No Future
Hillcoat and Penhall Are at a Loss for Ideas
By Cole Smithey

"The Road" is a one-note road version of "Waiting for Godot," minus
Samuel Beckett's brilliant sense of existentialist humor. Based on
Cormac McCarthy's 2006 novel, director John Hillcoat makes no attempt
to convert screenwriter Joe Penhall's straight-line rendition into a
narrative arc. It doesn't help that the characters don't have names.
Viggo Mortensen plays "the Man." His 11-year-old son is "the Boy"
(played blankly by Kodi Smit-McPhee). After being deserted by "the
Wife" (played by Charlize Theron), Man and Boy wander a gray
post-apocalyptic America where no explanation of what happed to wipe
out most of the country is ever given. Determined to make it south to
the ocean, our homeless duo encounter marauding gangs of murderers and
cannibals. The baddies are menacing enough, but any attendant suspense
is blunted by the movie's lack of narrative structure. The Man has only
two bullets in his revolver, reserved for murder-suicide should the
situation ever require such desperate measures. Robert Duvall plays the
film's most empathetic character, a fellow traveler on the film's road
to nowhere.
Of
Cormac McCarthy's last six novels, three have been turned into films
and another one ("Blood Meridian"–to be directed by Todd Field) is due
for release in 2011. While Billy Bob Thornton's laconic directorial
effort with "All the Pretty Horses" (2000) went largely unnoticed, the
Coen Brothers' 2005 rendering of "No Country for Old Men" shed a
different kind of light on the darkly comic filmic possibilities of
McCarthy's work. The Coens transmogrified "No Country" into a film that
somehow encompassed implacable greed and cruelty with a jaundiced
satirical eye that pushed the audience into thinking about America's
political influence on its dusty border-patrolled landscape.

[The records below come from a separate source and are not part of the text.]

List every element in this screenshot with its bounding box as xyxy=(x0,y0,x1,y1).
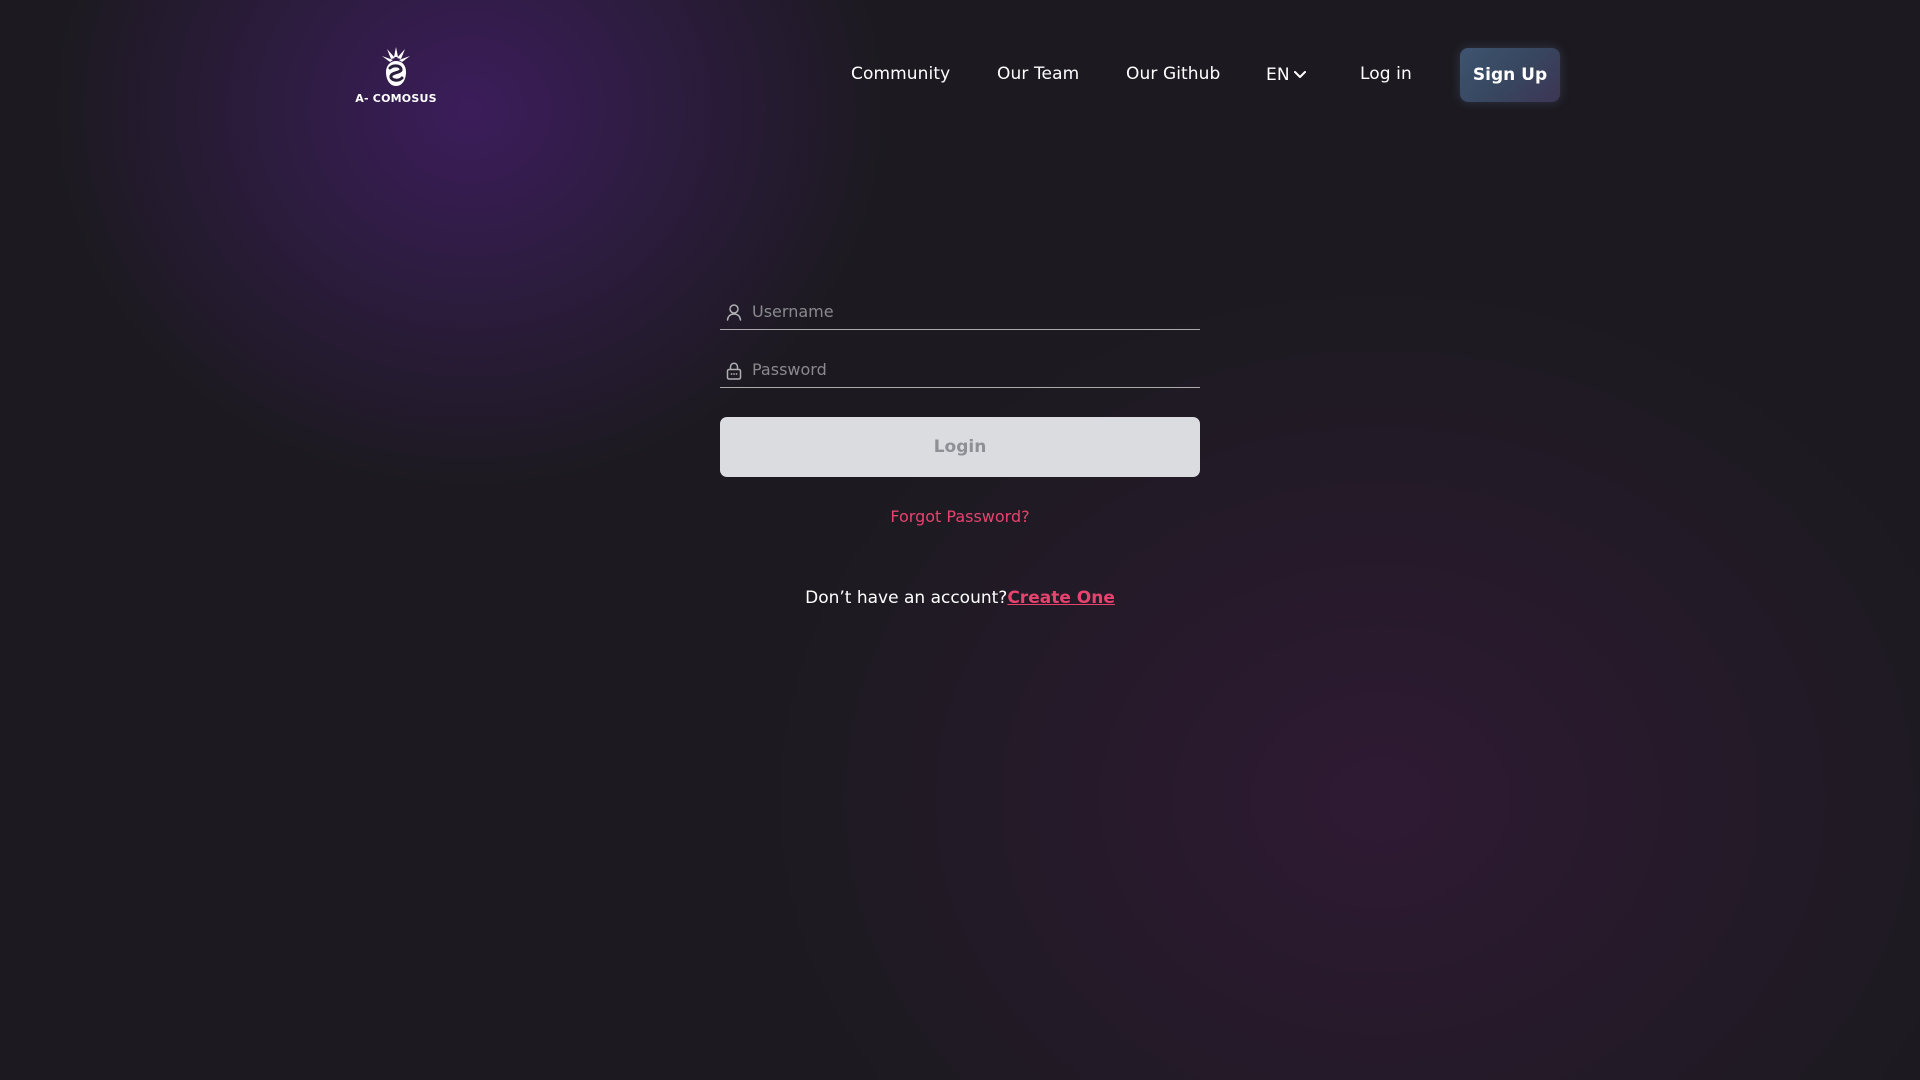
nav-login-link[interactable]: Log in xyxy=(1360,64,1412,84)
pineapple-logo-icon xyxy=(382,47,410,86)
language-label: EN xyxy=(1266,65,1290,85)
brand-name: A- COMOSUS xyxy=(355,92,437,105)
login-button[interactable]: Login xyxy=(720,417,1200,477)
brand-logo[interactable]: A- COMOSUS xyxy=(355,44,437,108)
lock-icon xyxy=(726,362,742,384)
signup-button[interactable]: Sign Up xyxy=(1460,48,1560,102)
nav-our-github-link[interactable]: Our Github xyxy=(1126,64,1220,84)
forgot-password-link[interactable]: Forgot Password? xyxy=(720,507,1200,526)
create-account-link[interactable]: Create One xyxy=(1007,588,1115,608)
username-input[interactable] xyxy=(752,295,1192,327)
user-icon xyxy=(726,304,742,325)
username-field xyxy=(720,295,1200,330)
create-account-prompt: Don’t have an account?Create One xyxy=(720,588,1200,608)
password-field xyxy=(720,353,1200,388)
nav-our-team-link[interactable]: Our Team xyxy=(997,64,1079,84)
language-selector[interactable]: EN xyxy=(1266,64,1306,85)
chevron-down-icon xyxy=(1293,64,1306,84)
top-navigation: A- COMOSUS Community Our Team Our Github… xyxy=(0,0,1920,150)
no-account-text: Don’t have an account? xyxy=(805,588,1008,608)
password-input[interactable] xyxy=(752,353,1192,385)
nav-community-link[interactable]: Community xyxy=(851,64,950,84)
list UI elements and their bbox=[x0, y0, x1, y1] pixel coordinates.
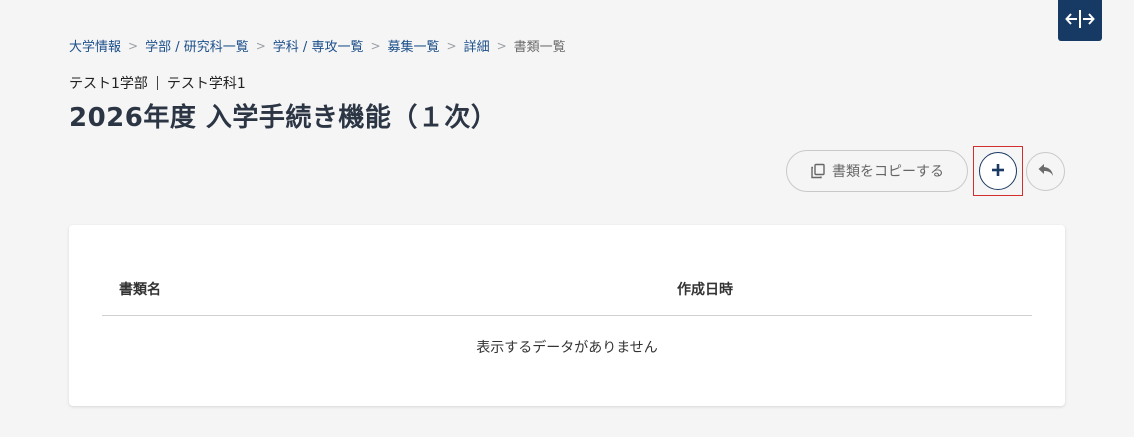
breadcrumb-separator: > bbox=[446, 38, 457, 53]
breadcrumb-link-faculty-list[interactable]: 学部 / 研究科一覧 bbox=[145, 36, 249, 55]
expand-width-button[interactable] bbox=[1058, 0, 1102, 41]
plus-icon bbox=[991, 162, 1005, 181]
breadcrumb-current: 書類一覧 bbox=[513, 40, 566, 55]
breadcrumb-separator: > bbox=[128, 38, 139, 53]
column-header-document-name[interactable]: 書類名 bbox=[119, 279, 161, 299]
breadcrumb-separator: > bbox=[496, 38, 507, 53]
department-name: テスト学科1 bbox=[166, 76, 246, 92]
table-header-divider bbox=[102, 315, 1032, 316]
breadcrumb-link-university-info[interactable]: 大学情報 bbox=[69, 36, 121, 55]
empty-table-message: 表示するデータがありません bbox=[476, 340, 658, 356]
copy-icon bbox=[810, 163, 826, 179]
faculty-name: テスト1学部 bbox=[69, 76, 148, 92]
breadcrumb: 大学情報 > 学部 / 研究科一覧 > 学科 / 専攻一覧 > 募集一覧 > 詳… bbox=[69, 36, 566, 56]
expand-horizontal-icon bbox=[1064, 8, 1096, 34]
add-document-button[interactable] bbox=[979, 152, 1017, 190]
documents-table-card: 書類名 作成日時 表示するデータがありません bbox=[69, 225, 1065, 406]
page-title: 2026年度 入学手続き機能（１次） bbox=[69, 103, 498, 133]
breadcrumb-link-recruitment-list[interactable]: 募集一覧 bbox=[388, 36, 440, 55]
subheading: テスト1学部 テスト学科1 bbox=[69, 73, 246, 93]
column-header-created-at[interactable]: 作成日時 bbox=[677, 279, 733, 299]
breadcrumb-separator: > bbox=[370, 38, 381, 53]
copy-documents-button[interactable]: 書類をコピーする bbox=[786, 150, 968, 192]
subheading-divider bbox=[156, 76, 158, 90]
reply-icon bbox=[1037, 162, 1055, 182]
back-button[interactable] bbox=[1026, 152, 1065, 191]
breadcrumb-separator: > bbox=[255, 38, 266, 53]
copy-documents-label: 書類をコピーする bbox=[832, 164, 944, 180]
breadcrumb-link-detail[interactable]: 詳細 bbox=[464, 36, 490, 55]
breadcrumb-link-department-list[interactable]: 学科 / 専攻一覧 bbox=[273, 36, 364, 55]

Indeed,
satire is the very thing that's missing from John Hillcoat's prosaic
treatment of what should have been an expansive commentary on America's
knee-jerk consumerist culture that's driving the Industrial Revolution
off a cliff and taking Mother Nature with it.
John
Hillcoat struck it lucky in 2005 adapting Nick Cave's wild-and-wooly
Australian western "The Proposition," by nurturing a Hitchcock-inspired
sense of suspense and unpredictable violence that lent historical
meaning to the material. But Hillcoat is on far less stable ground when
dipping his toes into an emaciated futuristic environment.
The
filmmakers treat McCarthy's multi-layered survival novel as nothing
more than a handing off of generational hope into the hands of
strangers that seem no more capable or trustworthy than those that came
before. Certainly, Joe Penhall does a disservice to McCarthy's text by
inserting flashbacks about the wife, seemingly for the purpose of
adding Charlize Theron's name to the credits in the hope of attracting
a wider audience. "The Road" needed a more worldly hands-on auteur like
a Tarantino or a Verhoeven who could craft the script and put it on
film with an overarching influence of humor and editorial meaning. If
you look at a film like "Inglourious Basterds" or "Starship Troopers"
you find yourself pulled into a whirlpool of narrative inertia that's
entirely absent in "The Road" because the filmmakers embrace an
ambivalent attitude regarding subtext. For such rich source material,
the filmmakers have left out the most important ingredient: ideas.